県庁周辺活性化へ構想 県と富山市、富大、同友会トップで懇話会設立

解体工事が進むNHK富山放送局跡地。県庁周辺エリアのにぎわい創出が課題となっている=6月、富山市内

  ●来年度、ビジョン提言

 富山県と富山市、富大、富山経済同友会のトップらによる公民連携の懇話会が27日設立し、初会合を開いた。県都の県庁周辺エリアの活性化に向けた構想を探る。エリアは富山駅周辺と、西町・総曲輪通りや中央通り商店街などの中心商業地区に挟まれながら、官庁街のためにぎわいが少なく、空洞化の懸念がある。懇話会は10、20年後のまちづくりの構想を取りまとめ、来年度にビジョン提言を目指す。

 懇話会は富山経済同友会の呼び掛けにより、同会と富山商工会議所、富大で構成する。
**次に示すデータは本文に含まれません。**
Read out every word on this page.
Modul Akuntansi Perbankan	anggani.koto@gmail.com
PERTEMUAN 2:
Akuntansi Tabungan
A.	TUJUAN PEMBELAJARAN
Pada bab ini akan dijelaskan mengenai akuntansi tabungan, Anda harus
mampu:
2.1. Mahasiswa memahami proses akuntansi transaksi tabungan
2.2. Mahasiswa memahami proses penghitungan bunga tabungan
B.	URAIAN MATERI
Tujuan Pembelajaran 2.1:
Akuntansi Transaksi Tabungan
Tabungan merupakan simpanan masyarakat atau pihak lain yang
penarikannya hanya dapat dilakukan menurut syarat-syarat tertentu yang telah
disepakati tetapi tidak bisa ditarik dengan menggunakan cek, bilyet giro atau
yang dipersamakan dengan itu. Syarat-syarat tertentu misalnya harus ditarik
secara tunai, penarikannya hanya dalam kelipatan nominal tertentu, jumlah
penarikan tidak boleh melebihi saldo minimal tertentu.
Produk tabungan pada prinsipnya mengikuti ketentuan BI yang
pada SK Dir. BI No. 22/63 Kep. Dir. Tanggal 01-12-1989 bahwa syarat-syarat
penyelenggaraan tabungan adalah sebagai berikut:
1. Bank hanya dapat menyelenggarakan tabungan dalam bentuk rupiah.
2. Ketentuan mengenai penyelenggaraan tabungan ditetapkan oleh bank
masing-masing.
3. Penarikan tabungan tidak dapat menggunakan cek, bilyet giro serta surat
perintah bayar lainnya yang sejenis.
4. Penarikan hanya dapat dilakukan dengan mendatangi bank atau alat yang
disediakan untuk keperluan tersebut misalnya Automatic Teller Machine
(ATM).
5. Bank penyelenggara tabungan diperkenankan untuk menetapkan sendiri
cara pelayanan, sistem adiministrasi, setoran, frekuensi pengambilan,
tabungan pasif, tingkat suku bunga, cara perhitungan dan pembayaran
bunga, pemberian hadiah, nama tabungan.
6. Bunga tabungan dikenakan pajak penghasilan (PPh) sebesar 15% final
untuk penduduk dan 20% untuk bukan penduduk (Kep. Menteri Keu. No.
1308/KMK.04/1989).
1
牧田和樹富山経済同友会代表幹事が座長に就き、新田八朗知事と藤井裕久富山市長が特別委員を務める。

 県庁周辺では現在、NHK富山放送局の旧放送会館の解体工事が進む。県は解体後にNHKから敷地を取得する予定で、会館の跡地利用を含め、県庁や県民会館、県庁前公園など県有地の有効活用を探り、今年度にプロジェクトチーム(PT)を新設して検討している。

 懇話会では、こうした県の取り組みに加え、富山市のまちづくりのグランドデザイン(全体像)との整合性も図り、エリア全体の魅力や価値を向上させ、県都の格を上げる狙いがある。

 富山市の県民会館で開かれた初会合で、オンラインで出席した東大名誉教授で国学院大観光まちづくり学部長の西村幸夫氏は、駅と市役所、県庁、繁華街が歩いて行ける範囲にある都市は、県庁所在地では富山、福井、甲府、静岡しかないと指摘。一方で、富山駅と総曲輪エリアの中間にある県庁周辺で、にぎわいが途切れているとし、仕掛けが必要と強調した。

  ●「問題意識は共有」

 新田知事は「問題意識は共有している。全体のビジョンを踏まえ、県庁周辺の活用を考える必要がある」と述べ、趣旨に賛同した。藤井市長も「富山駅から西町・総曲輪通りまでは、お世辞にも人が歩いてにぎわっている街にはなっていない」と語り、見直しの必要性を強調した。

 懇話会は今年度内に再度会合を開く予定で、県のPTの検討結果などについて情報共有を図る。